Fidelidade segue para a bolsa a ‘valer’ três mil milhões
A seguradora quer entrar em bolsa em 2025 e, de acordo com fontes de mercado, a companhia poderá valer entre dois mil e três mil milhões de euros. Lucros têm de subir.
Apesar da suspensão da entrada em bolsa da participada Luz Saúde, a seguradora Fidelidade mantém o objetivo de estar cotada em bolsa em 2025, garantem ao ECOSeguros duas fontes diferentes que conhecem a operação. O processo de entrada no mercado bolsista é exigente e vai consumir energia durante este ano, afirma a administração da seguradora, e a procura de interessados já começou para um valor implícito da companhia da ordem dos três mil milhões de euros.
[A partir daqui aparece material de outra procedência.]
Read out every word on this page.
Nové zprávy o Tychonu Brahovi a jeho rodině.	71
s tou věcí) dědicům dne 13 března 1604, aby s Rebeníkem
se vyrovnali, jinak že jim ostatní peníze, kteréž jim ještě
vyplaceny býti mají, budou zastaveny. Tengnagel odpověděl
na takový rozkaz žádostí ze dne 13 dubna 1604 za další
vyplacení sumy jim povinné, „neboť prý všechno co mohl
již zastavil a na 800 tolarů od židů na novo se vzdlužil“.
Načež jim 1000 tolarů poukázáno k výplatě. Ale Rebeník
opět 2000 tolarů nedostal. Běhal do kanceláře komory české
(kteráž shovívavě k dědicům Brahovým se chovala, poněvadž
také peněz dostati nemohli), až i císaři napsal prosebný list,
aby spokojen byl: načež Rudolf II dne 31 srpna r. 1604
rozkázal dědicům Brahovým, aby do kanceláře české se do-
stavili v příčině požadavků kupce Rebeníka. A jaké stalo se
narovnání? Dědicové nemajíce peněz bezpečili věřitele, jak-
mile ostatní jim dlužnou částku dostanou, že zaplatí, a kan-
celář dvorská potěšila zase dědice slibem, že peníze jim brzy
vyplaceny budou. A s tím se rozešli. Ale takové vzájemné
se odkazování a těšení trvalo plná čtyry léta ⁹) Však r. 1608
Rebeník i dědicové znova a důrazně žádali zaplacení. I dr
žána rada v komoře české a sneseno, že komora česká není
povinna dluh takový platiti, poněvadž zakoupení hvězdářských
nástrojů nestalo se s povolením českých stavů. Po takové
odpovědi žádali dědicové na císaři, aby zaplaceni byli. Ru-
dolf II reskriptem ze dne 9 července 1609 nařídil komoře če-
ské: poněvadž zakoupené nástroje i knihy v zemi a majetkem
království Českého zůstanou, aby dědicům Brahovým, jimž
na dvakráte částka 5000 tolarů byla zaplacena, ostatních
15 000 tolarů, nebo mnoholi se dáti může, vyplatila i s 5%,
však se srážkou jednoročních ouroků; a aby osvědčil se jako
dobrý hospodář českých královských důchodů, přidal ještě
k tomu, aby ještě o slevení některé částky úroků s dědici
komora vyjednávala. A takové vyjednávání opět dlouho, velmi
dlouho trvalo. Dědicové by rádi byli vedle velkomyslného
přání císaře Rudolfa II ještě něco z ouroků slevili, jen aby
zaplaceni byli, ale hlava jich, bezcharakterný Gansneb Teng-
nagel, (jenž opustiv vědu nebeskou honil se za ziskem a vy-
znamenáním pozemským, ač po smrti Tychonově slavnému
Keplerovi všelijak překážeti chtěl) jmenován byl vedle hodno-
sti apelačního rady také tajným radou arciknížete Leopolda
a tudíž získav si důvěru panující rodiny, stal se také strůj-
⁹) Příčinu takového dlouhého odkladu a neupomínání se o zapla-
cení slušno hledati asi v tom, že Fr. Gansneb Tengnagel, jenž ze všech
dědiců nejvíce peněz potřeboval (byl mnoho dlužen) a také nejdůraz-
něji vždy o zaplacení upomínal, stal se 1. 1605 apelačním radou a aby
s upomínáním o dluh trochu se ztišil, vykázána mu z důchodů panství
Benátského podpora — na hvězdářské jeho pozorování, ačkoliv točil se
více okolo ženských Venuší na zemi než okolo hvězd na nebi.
A Fidelidade confirmou no relatório e contas de 2023 que está a preparar a dispersão do capital em bolsa em 2025, tendo já iniciado “os trabalhos necessários”. Fonte bancária, familiar ao negócio, apontou os três mil milhões de euros como o valor de referência a apresentar aos potenciais candidatos a investir, nomeadamente fundos de pensões e private equitys. Neste momento, o grupo Fosun detém 84,98% da Fidelidade, a Caixa Geral de Depósitos 15% e 0,02%, simbólicos, pertencem a atuais e antigos colaboradores.
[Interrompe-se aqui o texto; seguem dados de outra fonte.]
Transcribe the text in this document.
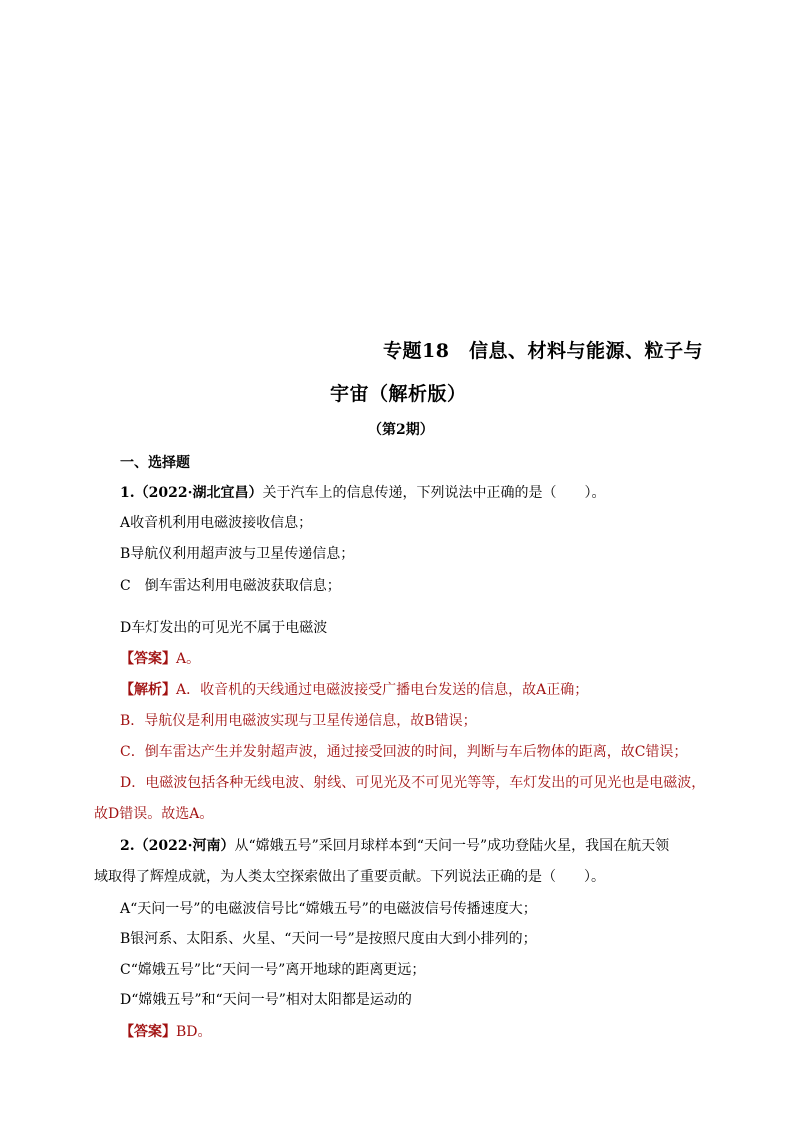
专题18　信息、材料与能源、粒子与
宇宙（解析版）
（第2期）
一、选择题
1.（2022·湖北宜昌）关于汽车上的信息传递，下列说法中正确的是（　　）。
A收音机利用电磁波接收信息；
B导航仪利用超声波与卫星传递信息；
C　倒车雷达利用电磁波获取信息；
D车灯发出的可见光不属于电磁波
【答案】A。
【解析】A．收音机的天线通过电磁波接受广播电台发送的信息，故A正确；
B．导航仪是利用电磁波实现与卫星传递信息，故B错误；
C．倒车雷达产生并发射超声波，通过接受回波的时间，判断与车后物体的距离，故C错误；
D．电磁波包括各种无线电波、射线、可见光及不可见光等等，车灯发出的可见光也是电磁波，
故D错误。故选A。
2.（2022·河南）从“嫦娥五号”采回月球样本到“天问一号”成功登陆火星，我国在航天领
域取得了辉煌成就，为人类太空探索做出了重要贡献。下列说法正确的是（　　）。
A“天问一号”的电磁波信号比“嫦娥五号”的电磁波信号传播速度大；
B银河系、太阳系、火星、“天问一号”是按照尺度由大到小排列的；
C“嫦娥五号”比“天问一号”离开地球的距离更远；
D“嫦娥五号”和“天问一号”相对太阳都是运动的
【答案】BD。
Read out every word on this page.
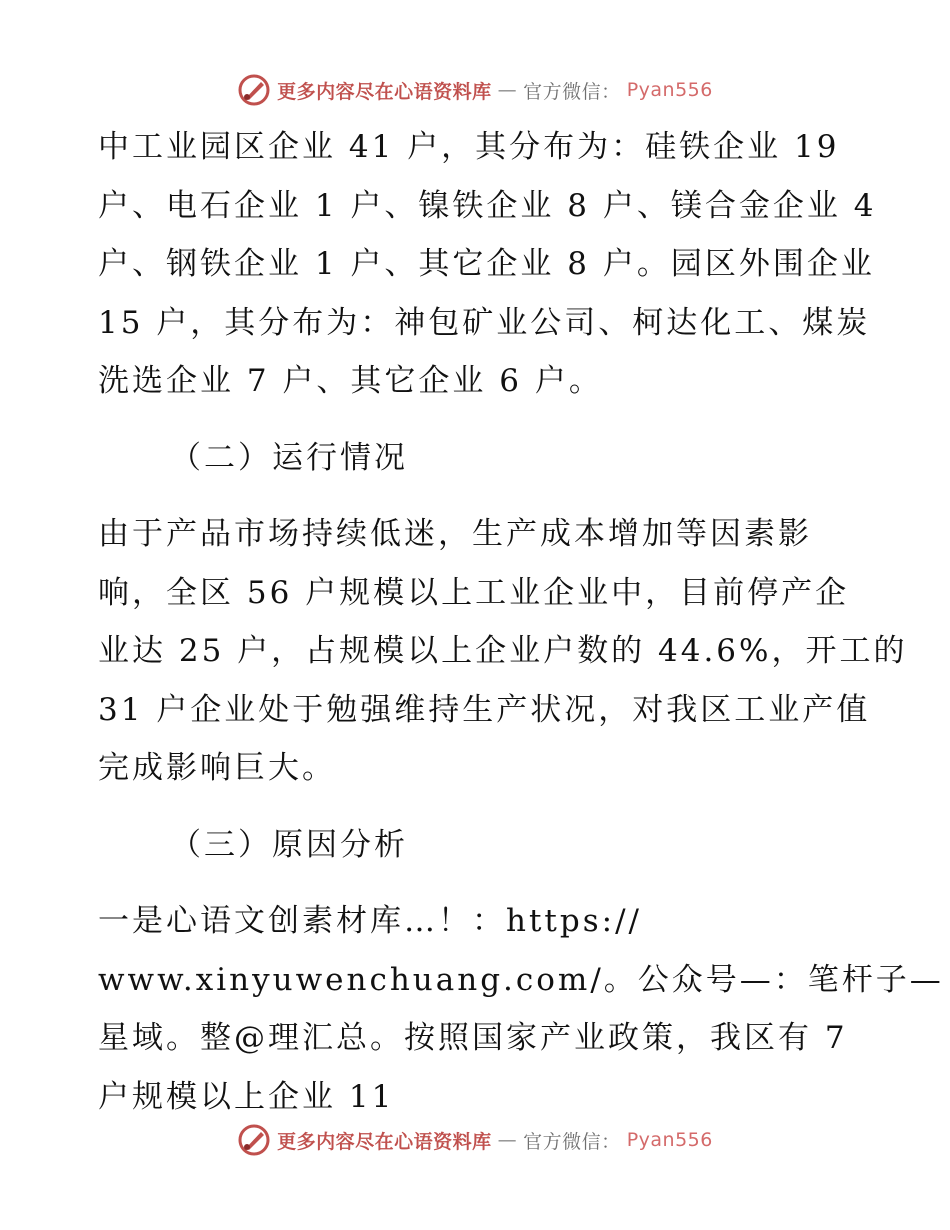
更多内容尽在心语资料库 — 官方微信： Pyan556
中工业园区企业 41 户，其分布为：硅铁企业 19
户、电石企业 1 户、镍铁企业 8 户、镁合金企业 4
户、钢铁企业 1 户、其它企业 8 户。园区外围企业
15 户，其分布为：神包矿业公司、柯达化工、煤炭
洗选企业 7 户、其它企业 6 户。
（二）运行情况
由于产品市场持续低迷，生产成本增加等因素影
响，全区 56 户规模以上工业企业中，目前停产企
业达 25 户，占规模以上企业户数的 44.6%，开工的
31 户企业处于勉强维持生产状况，对我区工业产值
完成影响巨大。
（三）原因分析
一是心语文创素材库…！：https://
www.xinyuwenchuang.com/。公众号—：笔杆子—
星域。整@理汇总。按照国家产业政策，我区有 7
户规模以上企业 11
更多内容尽在心语资料库 — 官方微信： Pyan556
A configuração final da distribuição do capital está em aberto, mas a intenção dos atuais acionistas é, segundo apurou o ECOseguros, manterem o controlo – e a gestão – da Fidelidade. Por esse motivo, pode ser exemplo o caso da, agora suspensa, operação Luz Saúde onde a ideia base era – e continua a ser – alienar apenas cerca de 20% dos 99% do capital que a Fidelidade detém no grupo.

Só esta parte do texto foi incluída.